Sphinx Virtuosi a blast of style and talent
Tue, 10/4/2011 - 11:29pm — Elliot Mandel / CHICAGO CLASSICAL MUSIC
Oct 5, 2011
The musicians of the Sphinx Virtuosi strode onto Chicago’s Harris Theater stage Sunday afternoon with a stylish swagger that betrayed the exuberance of their music. A chamber orchestra without a conductor, the Sphinx is made up of alumni of the national Sphinx Competition for young Black and Latino string players. The Detroit-based Sphinx Organization has been promoting ethnic diversity in American orchestral music for 15 years while producing top-rate musicians, some of whom were on display in a program perfectly designed to showcase their virtuosity and youthful energy.
In what would be a stylistic trademark throughout the concert, the Sphinx attacked the Allegro of Bartok’s Divertimento for Strings with rhythmic precision and a strong sense of spirit. The furious string playing gave way to the delicate viola opening of Bach’s Ricercare in six voices from the Musical Offering. Though the ensemble exhibited a fine awareness of balance throughout one of the most complex fugues Bach ever wrote, it had to compete with a few noisy latecomers.

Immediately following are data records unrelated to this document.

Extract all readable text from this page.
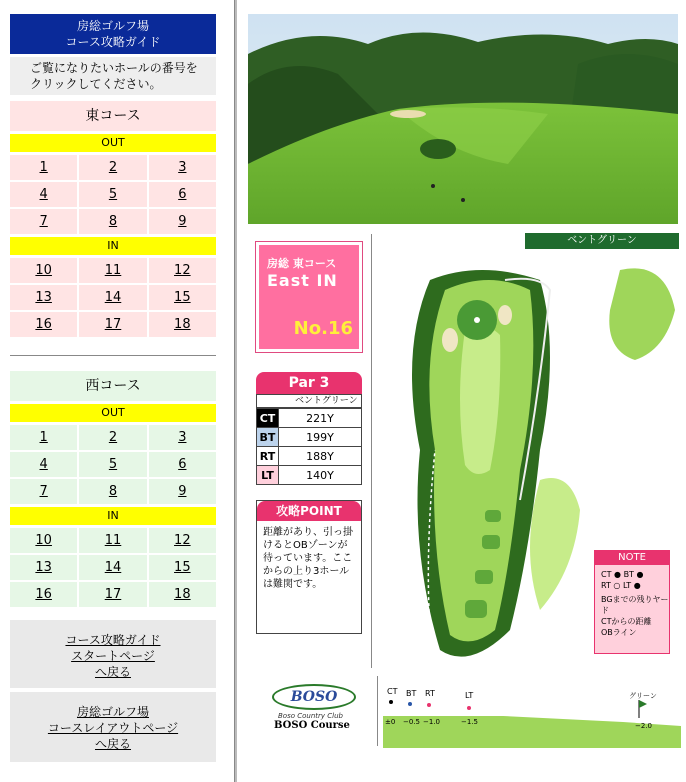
房総ゴルフ場
コース攻略ガイド
ご覧になりたいホールの番号を
クリックしてください。
東コース
OUT
1	2	3
4	5	6
7	8	9
IN
10	11	12
13	14	15
16	17	18
西コース
OUT
1	2	3
4	5	6
7	8	9
IN
10	11	12
13	14	15
16	17	18
コース攻略ガイド
スタートページ
へ戻る
房総ゴルフ場
コースレイアウトページ
へ戻る
房総 東コース
East IN
No.16
Par 3
ベントグリーン
CT	221Y
BT	199Y
RT	188Y
LT	140Y
攻略POINT
距離があり、引っ掛けるとOBゾーンが待っています。ここからの上り3ホールは難関です。
ベントグリーン
NOTE
CT ● BT ●
RT ○ LT ●
BGまでの残りヤード
CTからの距離
OBライン
BOSO
Boso Country Club
BOSO Course
CT BT RT	LT
±0 −0.5 −1.0	−1.5	−2.0
グリーン
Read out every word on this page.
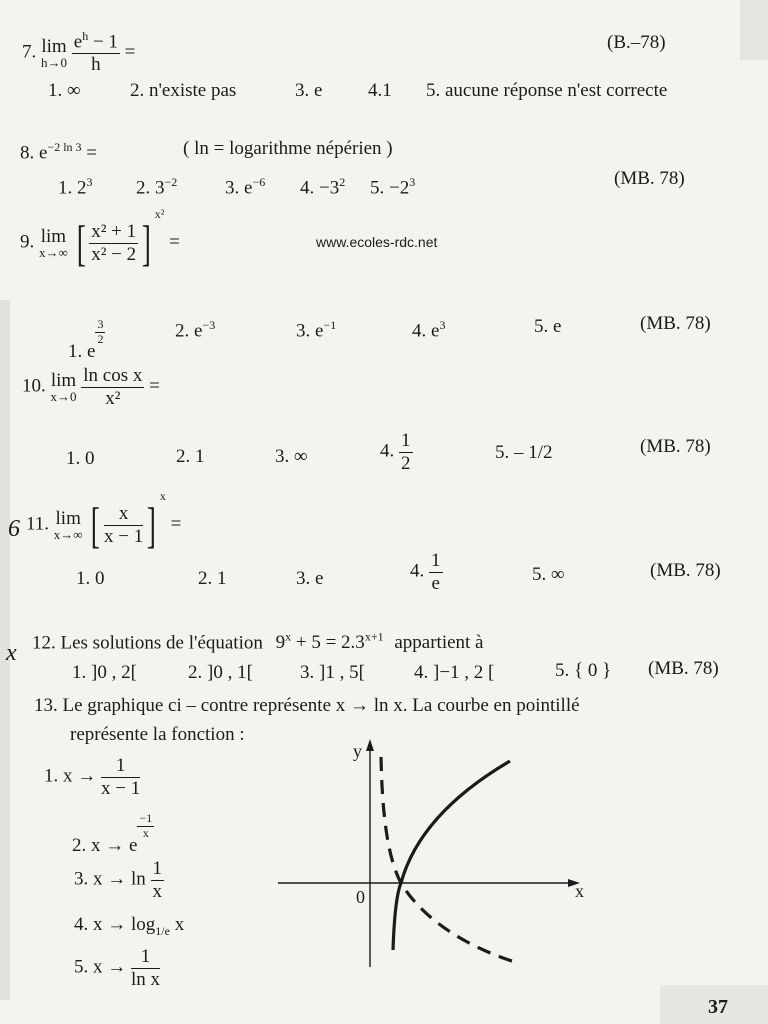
7. lim
h→0
$\frac{e^h - 1}{h}$ =	(B.–78)
1. ∞	2. n'existe pas	3. e 4.1 5. aucune réponse n'est correcte
8. $e^{-2 ln 3}$ =	( ln = logarithme népérien )
1. $2^3$ 2. $3^{-2}$	3. $e^{-6}$ 4. $-3^2$ 5. $-2^3$	(MB. 78)
www.ecoles-rdc.net
9. lim
x→∞ [ $\frac{\text{x² + 1}}{\text{x² − 2}} ]^{x^2}$ =
1. e
$\frac{3}{2}$	2. $e^{-3}$	3. $e^{-1}$	4. $e^3$	5. e	(MB. 78)
10. lim
x→0
$\frac{\text{ln cos x}}{\text{x²}}$ =
1. 0	2. 1	3. ∞	4. $\frac{1}{2}$	5. – 1/2	(MB. 78)
6 11. lim
x→∞ [ $\frac{x}{x - 1} ]^x$ =
1. 0	2. 1	3. e	4. $\frac{1}{e}$	5. ∞	(MB. 78)
x 12. Les solutions de l'équation $9^x + 5 = 2.3^{x+1}$ appartient à
1. ]0 , 2[	2. ]0 , 1[ 3. ]1 , 5[	4. ]−1 , 2 [	5. { 0 } (MB. 78)
13. Le graphique ci – contre représente x → ln x. La courbe en pointillé
représente la fonction :
1. $x \to \frac{1}{x - 1}$
2. x → e
$\frac{-1}{x}$
3. $x \to \ln \frac{1}{x}$
4. $x \to \log_{1/e} x$
5. $x \to \frac{1}{\text{ln x}}$
y
x
0
37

In his “Last Round for Two String Quartets and Doublebass,” Osvaldo Golijov displays his dual affections for Bach and Astor Piazzolla, striking a balance of complex texture and tango rhythms. Again, the Sphinx musicians rose to the challenges as if they had been playing nothing but tangos throughout their young careers. Facing each other on stage, the two quartets danced and traded punches, approximating the tense strains of the bandoneon over Eric Thompson’s sturdy pulse in the bass.
Sharing the stage with the Sphinx Virtuosi was a trio of young soloists who raised the caliber of the whole program in three pieces. Joining the Sphinx chamber orchestra, violinist Alexandra Switala infused Vivaldi’s “Summer,” from the Four Seasons with unabashed emotion and technical acuity. Violinist Randall Goosby and cellist Gabriel Cabezas traded solo turns in the Passacaglia for Violin and Cello by Handel and Halvorsen. Though the cello overpowered the violin in this performance, both musicians showed off masterful articulation and a sense of drama. Goosby returned to perform Coleridge-Taylor Perkinson’s “Jettin’ Blues” from Blue/s Forms, a piece for solo violin that includes motifs of American
In a program of overflowing energy, the Catalyst Quartet—another branch of the Sphinx Organization--performed single movements from the second quartets of Michael Nyman and Alberto Ginastera, each with relentless rhythmic force.
The entire ensemble returned for the final movement of Schubert’s quartet, Death and the Maiden, arranged for string orchestra by Mahler. A blistering piece as a quartet, the galloping speed poses a greater challenge in a larger group; the Sphinx showcased yet again their impressive ensemble work and articulation.
For all the up-tempo music on the afternoon’s concert, one wanted a chance to take a breath with an occasional adagio, but it’s hard to fault a program for what it is not. The audience left with the impression of some highly talented, confident, and stylish young musicians. In many ways, the Sphinx Organization is a response to the oft-maligned image of classical music as stodgy, old, elitist, and white. If Sunday’s concert was any indication of the future, we music lovers will have plenty of reason to applaud.